Methods: A questionnaire using REDCap was created and distributed through Amazon Mechanical Turk. Respondents provided demographic information and circumcision status before being challenged with artistic representations of circumcised penises with increasing lengths of mucosal collar. Participants were asked to select the most and least esthetically pleasing image, as well as rate the “importance of appearance” from 0–100. Responses were analyzed with ordinal regression models.
Results: Preference for shorter mucosal collars were seen in respondents with a postgraduate education (p=0.013) and no religious affiliation (p=0.034). In contrast, participants reporting a religious affiliation preferred longer mucosal collars (p=0.034). Circumcised males rated appearance as being more important (p=0.001) in contrast to uncircumcised males who did not (p=0.001). Circumcised fathers were more likely to circumcise their sons relative to uncircumcised fathers (p<0.05) and women preferred circumcision (p<0.05).
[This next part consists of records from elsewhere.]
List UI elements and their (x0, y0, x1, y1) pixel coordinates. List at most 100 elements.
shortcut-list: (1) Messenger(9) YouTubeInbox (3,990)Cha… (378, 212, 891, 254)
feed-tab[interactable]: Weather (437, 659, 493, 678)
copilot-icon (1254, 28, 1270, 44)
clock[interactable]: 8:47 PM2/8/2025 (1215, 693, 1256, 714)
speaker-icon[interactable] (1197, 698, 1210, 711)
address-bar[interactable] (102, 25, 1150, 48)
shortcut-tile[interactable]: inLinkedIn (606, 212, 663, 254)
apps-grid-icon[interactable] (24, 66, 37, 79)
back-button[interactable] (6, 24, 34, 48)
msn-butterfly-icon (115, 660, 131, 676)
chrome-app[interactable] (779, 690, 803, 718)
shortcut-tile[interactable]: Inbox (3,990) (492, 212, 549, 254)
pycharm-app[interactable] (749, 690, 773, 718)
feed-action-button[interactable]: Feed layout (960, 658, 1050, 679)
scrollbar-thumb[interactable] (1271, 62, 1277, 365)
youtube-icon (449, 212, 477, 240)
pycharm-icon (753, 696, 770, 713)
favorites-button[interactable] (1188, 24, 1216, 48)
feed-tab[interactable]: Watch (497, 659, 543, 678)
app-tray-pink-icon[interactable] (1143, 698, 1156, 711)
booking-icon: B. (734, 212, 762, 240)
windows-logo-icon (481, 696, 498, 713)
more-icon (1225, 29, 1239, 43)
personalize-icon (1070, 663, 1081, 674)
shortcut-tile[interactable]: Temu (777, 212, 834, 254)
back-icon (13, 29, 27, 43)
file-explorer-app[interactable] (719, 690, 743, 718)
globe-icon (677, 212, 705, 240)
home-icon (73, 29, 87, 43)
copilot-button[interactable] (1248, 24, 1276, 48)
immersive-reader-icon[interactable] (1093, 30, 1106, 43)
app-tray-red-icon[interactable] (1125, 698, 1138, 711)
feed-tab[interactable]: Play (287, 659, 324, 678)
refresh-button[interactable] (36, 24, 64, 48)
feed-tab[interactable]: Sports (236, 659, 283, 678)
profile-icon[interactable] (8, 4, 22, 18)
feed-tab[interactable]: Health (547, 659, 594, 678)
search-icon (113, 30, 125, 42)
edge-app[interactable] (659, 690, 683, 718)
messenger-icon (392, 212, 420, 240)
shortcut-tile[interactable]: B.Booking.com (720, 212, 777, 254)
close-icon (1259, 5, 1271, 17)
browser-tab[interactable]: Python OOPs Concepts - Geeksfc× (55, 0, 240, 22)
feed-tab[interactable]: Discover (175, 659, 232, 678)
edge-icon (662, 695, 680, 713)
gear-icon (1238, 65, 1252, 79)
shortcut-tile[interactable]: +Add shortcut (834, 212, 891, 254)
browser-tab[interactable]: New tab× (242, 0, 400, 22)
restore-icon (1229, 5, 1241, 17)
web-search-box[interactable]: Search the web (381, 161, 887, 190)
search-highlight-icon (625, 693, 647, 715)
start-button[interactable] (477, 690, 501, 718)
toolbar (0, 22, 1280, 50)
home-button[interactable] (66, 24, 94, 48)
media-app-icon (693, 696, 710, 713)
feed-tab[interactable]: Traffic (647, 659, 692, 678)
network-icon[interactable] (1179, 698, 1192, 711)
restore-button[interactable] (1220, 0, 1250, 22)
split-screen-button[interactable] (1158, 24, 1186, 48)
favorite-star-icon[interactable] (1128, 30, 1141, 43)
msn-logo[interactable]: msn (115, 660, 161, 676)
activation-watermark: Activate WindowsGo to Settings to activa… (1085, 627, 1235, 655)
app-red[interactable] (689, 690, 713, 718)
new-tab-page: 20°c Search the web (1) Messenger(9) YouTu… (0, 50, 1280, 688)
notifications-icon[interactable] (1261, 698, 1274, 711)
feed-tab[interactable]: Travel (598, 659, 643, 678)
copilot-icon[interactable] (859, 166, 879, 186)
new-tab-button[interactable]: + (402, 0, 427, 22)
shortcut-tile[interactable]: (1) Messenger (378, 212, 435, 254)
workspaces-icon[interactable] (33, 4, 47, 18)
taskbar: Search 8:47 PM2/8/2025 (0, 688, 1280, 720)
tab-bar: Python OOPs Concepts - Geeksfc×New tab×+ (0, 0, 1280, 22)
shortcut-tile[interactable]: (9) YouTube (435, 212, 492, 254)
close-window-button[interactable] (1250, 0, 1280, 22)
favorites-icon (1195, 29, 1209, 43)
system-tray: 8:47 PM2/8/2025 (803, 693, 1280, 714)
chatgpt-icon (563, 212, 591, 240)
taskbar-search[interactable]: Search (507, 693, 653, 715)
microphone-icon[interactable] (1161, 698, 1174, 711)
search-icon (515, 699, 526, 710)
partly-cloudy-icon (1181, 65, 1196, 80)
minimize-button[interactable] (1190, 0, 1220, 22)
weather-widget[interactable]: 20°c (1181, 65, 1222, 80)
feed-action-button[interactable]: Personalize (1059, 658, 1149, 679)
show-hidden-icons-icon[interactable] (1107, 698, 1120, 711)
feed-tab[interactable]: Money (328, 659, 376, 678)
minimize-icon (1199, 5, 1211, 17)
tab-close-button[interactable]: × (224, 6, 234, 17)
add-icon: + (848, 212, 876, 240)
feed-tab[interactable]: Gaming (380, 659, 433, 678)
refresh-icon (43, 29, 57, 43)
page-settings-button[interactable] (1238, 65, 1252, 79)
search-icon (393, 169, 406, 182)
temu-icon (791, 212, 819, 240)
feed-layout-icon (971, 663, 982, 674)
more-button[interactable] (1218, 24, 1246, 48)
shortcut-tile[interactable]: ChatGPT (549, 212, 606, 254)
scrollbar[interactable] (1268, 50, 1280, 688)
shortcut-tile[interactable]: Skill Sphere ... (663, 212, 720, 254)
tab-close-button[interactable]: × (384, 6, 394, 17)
Conclusions: Our study revealed polarized esthetic preferences in the sample as a whole, with large proportions of respondents selecting the longest or shortest collar length. Preferences regarding mucosal collar length appear to be most influenced by education and religion. Overall, our study did not observe a predominant preference for mucosal collar length following circumcision. Surgeons should engage patients and/or caregivers/parents preoperatively in discussions regarding preferences and desired cosmetic outcomes.